Common STI fueled by bug world’s version of Harry Potter’s invisibility cloak

By Mark Waghorn via SWNS

A common sexually transmitted infection is fueled by the bug world's version of Harry Potter's invisibility cloak.

It helps chlamydia dodge the body's immune system - and hide undetected inside host cells.

The stealth device contains a veil of microbes. Now scientists have grasped its hem - and plan to pull it apart.

"We knew there was the potential to kill chlamydia," said lead author Professor Jorn Coers, of Duke University.

"But when we did experiments with the human-adapted form, Chlamydia trachomatis, it was very good at growing in human cell cultures."

The US team used an immune stimulant to alert the cell's defense systems of its presence. But nothing happened.

"We said, there's the pathogen. Our defense system should see it. Why does it not see it?," Coers said.

They found a gene called GarD (gamma resistance determinant) blocks cells from marking a chlamydia infection for attack

Mutating the protein left the bacteria vulnerable to destruction. Coers said: "GarD is the stealth factor."

It interferes with the ability of an enzyme called mysterin (RNF213) to sense small bits of bacterial molecules poking out of the shell of the storage vessel - or inclusion.

"RNF213 is basically the eyes of the immune system," Coers said

Having blinded mysterin in this fashion, the killing signal is never started.

The inside of a cell is swarming with 'bags' called vacuoles - tiny bubbles covered by membranes. Most are friends, but some, like the chlamydia inclusion, are foes.

"There's so many different types of membranes and vacuoles that live inside a cell," Coers said.

"How is the immune system able to find the rare vacuole that contains a pathogen? In the case of chlamydia, we really don't have the answer to that question. But whatever it is, we believe mysterin is seeing it."

The experiments were repeated using a mouse-adapted version of the bacteria in human cells to see how the immune system responded to an alien pathogen.

"Humans don't get mouse chlamydia because it evolved with mice and human chlamydia evolved with humans," Coers said.

"So there's this really fine-tuned adaptation the pathogen has undergone.”

The rodent model of the bacterial inclusion was readily identified and labelled for destruction in human cells.

"Chlamydia trachomatis is so good at evading our human responses. It still causes an inflammatory disease, but it's a very slow disease," Coers said.

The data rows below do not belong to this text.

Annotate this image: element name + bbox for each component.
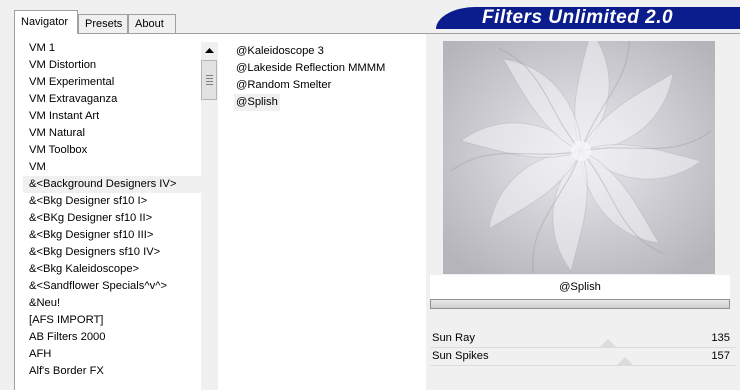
category-item[interactable]: VM Experimental — [23, 74, 207, 91]
preview-panel: @Splish Sun Ray 135 Sun Spikes 157 — [426, 34, 740, 390]
category-item[interactable]: &<Bkg Designer sf10 III> — [23, 227, 207, 244]
category-list: VM 1 VM Distortion VM Experimental VM Ex… — [23, 40, 207, 390]
category-scrollbar[interactable] — [201, 42, 218, 390]
category-item[interactable]: VM Toolbox — [23, 142, 207, 159]
filter-item[interactable]: @Random Smelter — [234, 77, 424, 94]
slider-label: Sun Ray — [432, 332, 475, 344]
render-progress-bar — [430, 299, 730, 309]
kaleidoscope-preview-art — [443, 41, 715, 274]
category-item[interactable]: &Neu! — [23, 295, 207, 312]
slider-track[interactable] — [510, 357, 696, 365]
category-item[interactable]: Alf's Border FX — [23, 363, 207, 380]
slider-thumb[interactable] — [616, 357, 633, 365]
selected-filter-name: @Splish — [430, 275, 730, 299]
category-item[interactable]: VM — [23, 159, 207, 176]
category-item[interactable]: &<Bkg Designer sf10 I> — [23, 193, 207, 210]
slider-sun-ray[interactable]: Sun Ray 135 — [430, 330, 736, 348]
category-item[interactable]: VM Extravaganza — [23, 91, 207, 108]
scroll-thumb[interactable] — [201, 60, 217, 100]
category-item[interactable]: AB Filters 2000 — [23, 329, 207, 346]
category-item[interactable]: [AFS IMPORT] — [23, 312, 207, 329]
category-item-selected[interactable]: &<Background Designers IV> — [23, 176, 207, 193]
app-title: Filters Unlimited 2.0 — [482, 7, 674, 28]
category-item[interactable]: &<Sandflower Specials^v^> — [23, 278, 207, 295]
tab-about[interactable]: About — [128, 14, 176, 33]
render-progress-fill — [431, 300, 729, 308]
category-item[interactable]: VM 1 — [23, 40, 207, 57]
slider-thumb[interactable] — [600, 339, 617, 347]
category-item[interactable]: &<Bkg Kaleidoscope> — [23, 261, 207, 278]
slider-value: 135 — [711, 332, 730, 344]
slider-value: 157 — [711, 350, 730, 362]
category-item[interactable]: AFH — [23, 346, 207, 363]
navigator-panel: VM 1 VM Distortion VM Experimental VM Ex… — [14, 33, 740, 390]
slider-sun-spikes[interactable]: Sun Spikes 157 — [430, 348, 736, 366]
filter-item-selected[interactable]: @Splish — [234, 94, 280, 111]
category-item[interactable]: VM Instant Art — [23, 108, 207, 125]
category-item[interactable]: VM Natural — [23, 125, 207, 142]
filter-item[interactable]: @Kaleidoscope 3 — [234, 43, 424, 60]
scroll-up-button[interactable] — [201, 42, 218, 59]
category-item[interactable]: &<Bkg Designers sf10 IV> — [23, 244, 207, 261]
filter-list: @Kaleidoscope 3 @Lakeside Reflection MMM… — [234, 43, 424, 111]
category-item[interactable]: VM Distortion — [23, 57, 207, 74]
category-item[interactable]: &<BKg Designer sf10 II> — [23, 210, 207, 227]
filter-item[interactable]: @Lakeside Reflection MMMM — [234, 60, 424, 77]
slider-track[interactable] — [510, 339, 696, 347]
filter-preview-image — [443, 41, 715, 274]
triangle-up-icon — [205, 48, 214, 53]
slider-label: Sun Spikes — [432, 350, 489, 362]
tab-presets[interactable]: Presets — [78, 14, 128, 33]
app-banner: Filters Unlimited 2.0 — [436, 7, 740, 29]
tab-navigator[interactable]: Navigator — [14, 10, 78, 34]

The evolutionary arms race between the immune system and the pathogen has been going on for millions of years.

"Mouse and human adapted Chlamydia have a common ancestor. However, this common ancestor may go back as far as when humans and rodents basically split from each other," Coers said.

"This is a long time for the bacteria to really fine-tune their interactions with their host species."

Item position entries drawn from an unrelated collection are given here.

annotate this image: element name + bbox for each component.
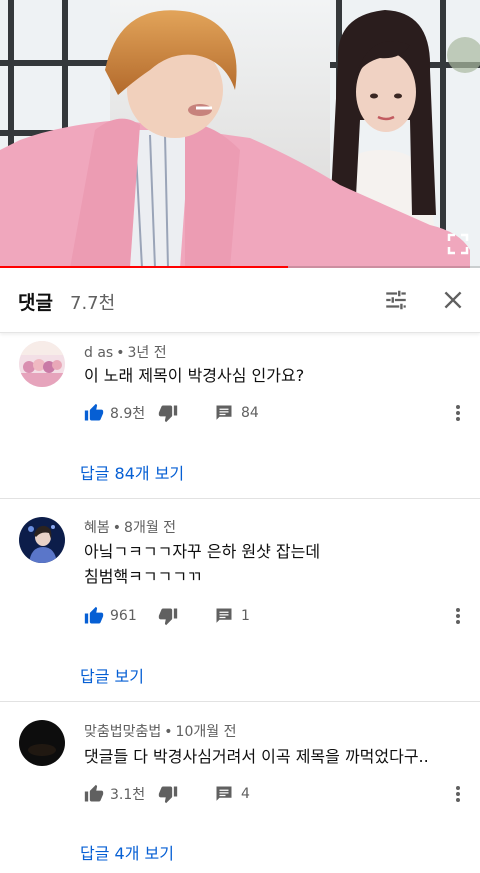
comment-author[interactable]: 맞춤법맞춤법 <box>84 724 161 740</box>
comment-meta: 맞춤법맞춤법 • 10개월 전 <box>84 721 236 741</box>
comment-actions: 3.1천 4 <box>84 782 474 806</box>
comment-time: 3년 전 <box>127 345 167 361</box>
dislike-button[interactable] <box>158 782 178 806</box>
view-replies-link[interactable]: 답글 4개 보기 <box>80 840 174 864</box>
comment-author[interactable]: 혜봄 <box>84 520 110 536</box>
close-icon[interactable] <box>440 287 466 313</box>
comment-line: 댓글들 다 박경사심거려서 이곡 제목을 까먹었다구.. <box>84 747 429 766</box>
comment-actions: 961 1 <box>84 604 474 628</box>
comment-icon <box>216 786 232 801</box>
comments-header: 댓글 7.7천 <box>0 270 480 333</box>
meta-separator: • <box>116 345 125 361</box>
view-replies-link[interactable]: 답글 보기 <box>80 663 144 687</box>
thumbs-down-icon <box>158 405 178 423</box>
meta-separator: • <box>112 520 122 536</box>
reply-count: 4 <box>241 786 250 802</box>
sort-icon[interactable] <box>383 287 409 313</box>
like-button[interactable]: 3.1천 <box>84 782 145 806</box>
fullscreen-icon[interactable] <box>446 232 470 256</box>
comment-line: 이 노래 제목이 박경사심 인가요? <box>84 366 305 385</box>
comment-icon <box>216 405 232 420</box>
thumbs-down-icon <box>158 786 178 804</box>
comment-text: 이 노래 제목이 박경사심 인가요? <box>84 363 464 388</box>
comment-thread: 혜봄 • 8개월 전 아닠ㄱㅋㄱㄱ자꾸 은하 원샷 잡는데 침범핵ㅋㄱㄱㄱㄲ 961… <box>0 499 480 702</box>
comments-count: 7.7천 <box>70 293 116 314</box>
thumbs-down-icon <box>158 608 178 626</box>
dislike-button[interactable] <box>158 604 178 628</box>
like-count: 961 <box>110 608 137 624</box>
comment-text: 댓글들 다 박경사심거려서 이곡 제목을 까먹었다구.. <box>84 744 464 769</box>
progress-fill <box>0 266 288 268</box>
comment-time: 10개월 전 <box>175 724 237 740</box>
reply-count: 1 <box>241 608 250 624</box>
thumbs-up-icon <box>84 784 104 802</box>
comment-text: 아닠ㄱㅋㄱㄱ자꾸 은하 원샷 잡는데 침범핵ㅋㄱㄱㄱㄲ <box>84 539 464 589</box>
view-replies-link[interactable]: 답글 84개 보기 <box>80 460 184 484</box>
more-options-icon[interactable] <box>448 604 468 628</box>
reply-count: 84 <box>241 405 259 421</box>
meta-separator: • <box>164 724 173 740</box>
comment-time: 8개월 전 <box>124 520 177 536</box>
avatar[interactable] <box>19 341 65 387</box>
comment-meta: 혜봄 • 8개월 전 <box>84 517 176 537</box>
thumbs-up-icon <box>84 606 104 624</box>
video-frame <box>0 0 480 268</box>
like-count: 3.1천 <box>110 787 146 803</box>
comment-line: 침범핵ㅋㄱㄱㄱㄲ <box>84 567 202 586</box>
video-player[interactable] <box>0 0 480 268</box>
like-count: 8.9천 <box>110 406 146 422</box>
more-options-icon[interactable] <box>448 401 468 425</box>
reply-button[interactable]: 84 <box>215 401 259 425</box>
reply-button[interactable]: 4 <box>215 782 250 806</box>
thumbs-up-icon <box>84 403 104 421</box>
like-button[interactable]: 961 <box>84 604 137 628</box>
reply-button[interactable]: 1 <box>215 604 250 628</box>
more-options-icon[interactable] <box>448 782 468 806</box>
comment-icon <box>216 608 232 623</box>
comment-author[interactable]: d as <box>84 345 113 361</box>
comment-line: 아닠ㄱㅋㄱㄱ자꾸 은하 원샷 잡는데 <box>84 542 321 561</box>
comment-thread: 맞춤법맞춤법 • 10개월 전 댓글들 다 박경사심거려서 이곡 제목을 까먹었다구… <box>0 702 480 873</box>
like-button[interactable]: 8.9천 <box>84 401 145 425</box>
dislike-button[interactable] <box>158 401 178 425</box>
comment-actions: 8.9천 84 <box>84 401 474 425</box>
avatar[interactable] <box>19 517 65 563</box>
comment-thread: d as • 3년 전 이 노래 제목이 박경사심 인가요? 8.9천 84 답글 … <box>0 333 480 499</box>
comments-title: 댓글 <box>18 292 53 314</box>
avatar[interactable] <box>19 720 65 766</box>
comment-meta: d as • 3년 전 <box>84 342 167 362</box>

The key to a therapy now lies in figuring out how GarD blinds mysterin, Coers said.

"If you could find a mechanism to deactivate GarD, then you can turn human chlamydia into mouse chlamydia," he said.

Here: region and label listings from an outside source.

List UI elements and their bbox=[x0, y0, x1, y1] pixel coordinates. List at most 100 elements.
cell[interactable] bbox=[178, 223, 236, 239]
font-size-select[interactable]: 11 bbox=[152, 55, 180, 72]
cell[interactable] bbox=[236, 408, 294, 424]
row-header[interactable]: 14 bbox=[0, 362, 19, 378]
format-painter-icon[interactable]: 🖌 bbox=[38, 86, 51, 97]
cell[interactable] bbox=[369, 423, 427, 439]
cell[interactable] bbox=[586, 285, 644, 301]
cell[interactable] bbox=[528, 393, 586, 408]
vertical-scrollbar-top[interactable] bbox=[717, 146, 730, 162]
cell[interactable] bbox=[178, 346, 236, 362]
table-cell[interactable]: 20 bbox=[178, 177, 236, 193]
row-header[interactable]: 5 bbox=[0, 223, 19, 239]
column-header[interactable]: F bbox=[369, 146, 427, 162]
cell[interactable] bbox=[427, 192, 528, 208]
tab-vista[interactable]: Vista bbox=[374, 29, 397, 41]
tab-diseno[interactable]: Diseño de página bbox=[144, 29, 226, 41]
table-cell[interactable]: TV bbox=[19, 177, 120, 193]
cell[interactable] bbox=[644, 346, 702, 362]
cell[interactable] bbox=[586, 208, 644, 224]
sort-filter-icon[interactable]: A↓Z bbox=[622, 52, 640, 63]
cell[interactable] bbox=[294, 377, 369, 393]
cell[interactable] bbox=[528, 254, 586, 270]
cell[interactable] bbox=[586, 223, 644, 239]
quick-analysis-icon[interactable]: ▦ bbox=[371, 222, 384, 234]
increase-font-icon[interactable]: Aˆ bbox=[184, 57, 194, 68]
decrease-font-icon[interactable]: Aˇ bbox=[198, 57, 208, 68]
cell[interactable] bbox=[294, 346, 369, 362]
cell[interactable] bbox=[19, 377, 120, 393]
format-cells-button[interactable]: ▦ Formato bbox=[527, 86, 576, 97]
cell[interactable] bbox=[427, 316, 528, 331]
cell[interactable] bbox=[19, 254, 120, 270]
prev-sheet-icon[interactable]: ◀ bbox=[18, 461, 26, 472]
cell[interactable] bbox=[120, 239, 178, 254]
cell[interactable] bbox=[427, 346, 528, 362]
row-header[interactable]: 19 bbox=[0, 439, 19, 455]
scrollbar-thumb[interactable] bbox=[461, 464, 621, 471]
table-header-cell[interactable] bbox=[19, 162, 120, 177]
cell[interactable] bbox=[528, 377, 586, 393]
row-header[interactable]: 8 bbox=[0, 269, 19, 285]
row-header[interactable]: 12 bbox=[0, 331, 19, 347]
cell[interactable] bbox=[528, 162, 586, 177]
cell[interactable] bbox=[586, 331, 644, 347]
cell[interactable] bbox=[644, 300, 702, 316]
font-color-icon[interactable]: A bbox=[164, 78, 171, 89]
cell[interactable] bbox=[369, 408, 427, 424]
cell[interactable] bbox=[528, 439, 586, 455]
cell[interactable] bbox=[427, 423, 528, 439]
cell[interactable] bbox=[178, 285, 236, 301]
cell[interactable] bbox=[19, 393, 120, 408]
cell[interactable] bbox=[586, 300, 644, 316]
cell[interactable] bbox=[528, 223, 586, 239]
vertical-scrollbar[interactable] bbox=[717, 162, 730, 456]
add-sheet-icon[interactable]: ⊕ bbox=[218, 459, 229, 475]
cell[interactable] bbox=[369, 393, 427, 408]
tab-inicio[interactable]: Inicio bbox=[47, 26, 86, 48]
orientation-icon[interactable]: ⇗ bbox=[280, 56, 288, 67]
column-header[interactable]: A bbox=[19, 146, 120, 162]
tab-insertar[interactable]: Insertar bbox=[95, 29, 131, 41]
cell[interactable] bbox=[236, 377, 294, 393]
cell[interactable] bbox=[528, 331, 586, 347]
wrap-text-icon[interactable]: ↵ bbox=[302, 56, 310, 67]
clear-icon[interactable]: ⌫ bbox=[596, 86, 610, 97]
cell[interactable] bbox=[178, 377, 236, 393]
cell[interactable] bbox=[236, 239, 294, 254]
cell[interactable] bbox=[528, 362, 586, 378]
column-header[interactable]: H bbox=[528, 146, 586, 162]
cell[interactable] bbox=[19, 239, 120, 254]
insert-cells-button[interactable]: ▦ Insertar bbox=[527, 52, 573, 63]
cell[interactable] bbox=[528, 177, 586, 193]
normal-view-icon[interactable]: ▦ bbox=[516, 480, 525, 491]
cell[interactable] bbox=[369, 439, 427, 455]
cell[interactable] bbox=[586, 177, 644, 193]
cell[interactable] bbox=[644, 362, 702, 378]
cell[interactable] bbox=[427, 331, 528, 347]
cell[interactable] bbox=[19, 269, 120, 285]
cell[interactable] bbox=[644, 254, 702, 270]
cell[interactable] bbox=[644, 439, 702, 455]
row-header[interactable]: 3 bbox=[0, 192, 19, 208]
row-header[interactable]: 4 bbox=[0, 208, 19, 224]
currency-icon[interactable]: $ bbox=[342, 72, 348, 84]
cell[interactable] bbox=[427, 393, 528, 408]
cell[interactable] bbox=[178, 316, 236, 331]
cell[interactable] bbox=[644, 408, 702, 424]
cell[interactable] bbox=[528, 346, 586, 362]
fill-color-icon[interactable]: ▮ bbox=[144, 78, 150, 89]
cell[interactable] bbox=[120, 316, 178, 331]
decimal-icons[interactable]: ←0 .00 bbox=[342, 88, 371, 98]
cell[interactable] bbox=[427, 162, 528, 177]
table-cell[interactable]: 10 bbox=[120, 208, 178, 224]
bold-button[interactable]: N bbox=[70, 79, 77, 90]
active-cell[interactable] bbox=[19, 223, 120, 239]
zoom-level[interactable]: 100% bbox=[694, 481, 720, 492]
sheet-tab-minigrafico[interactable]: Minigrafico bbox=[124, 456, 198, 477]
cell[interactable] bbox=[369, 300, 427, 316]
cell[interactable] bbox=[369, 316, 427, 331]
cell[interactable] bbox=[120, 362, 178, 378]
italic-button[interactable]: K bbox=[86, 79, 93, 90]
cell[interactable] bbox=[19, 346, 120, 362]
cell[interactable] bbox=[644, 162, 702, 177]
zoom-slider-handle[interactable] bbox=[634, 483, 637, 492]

"That would allow us to harness the powers of our own immune system to clear infection."

It is particularly common in teenagers and young adults - and passed on through unprotected sex.

The NHS recommends sexually active under 25s are tested once a year - especially if not using condoms with new or casual partners.

Most people with chlamydia do not know they have it. But symptoms can include pain when peeing or unusual discharge or bleeding from the vagina, penis or bottom. The study was published in Cell Host & Microbe.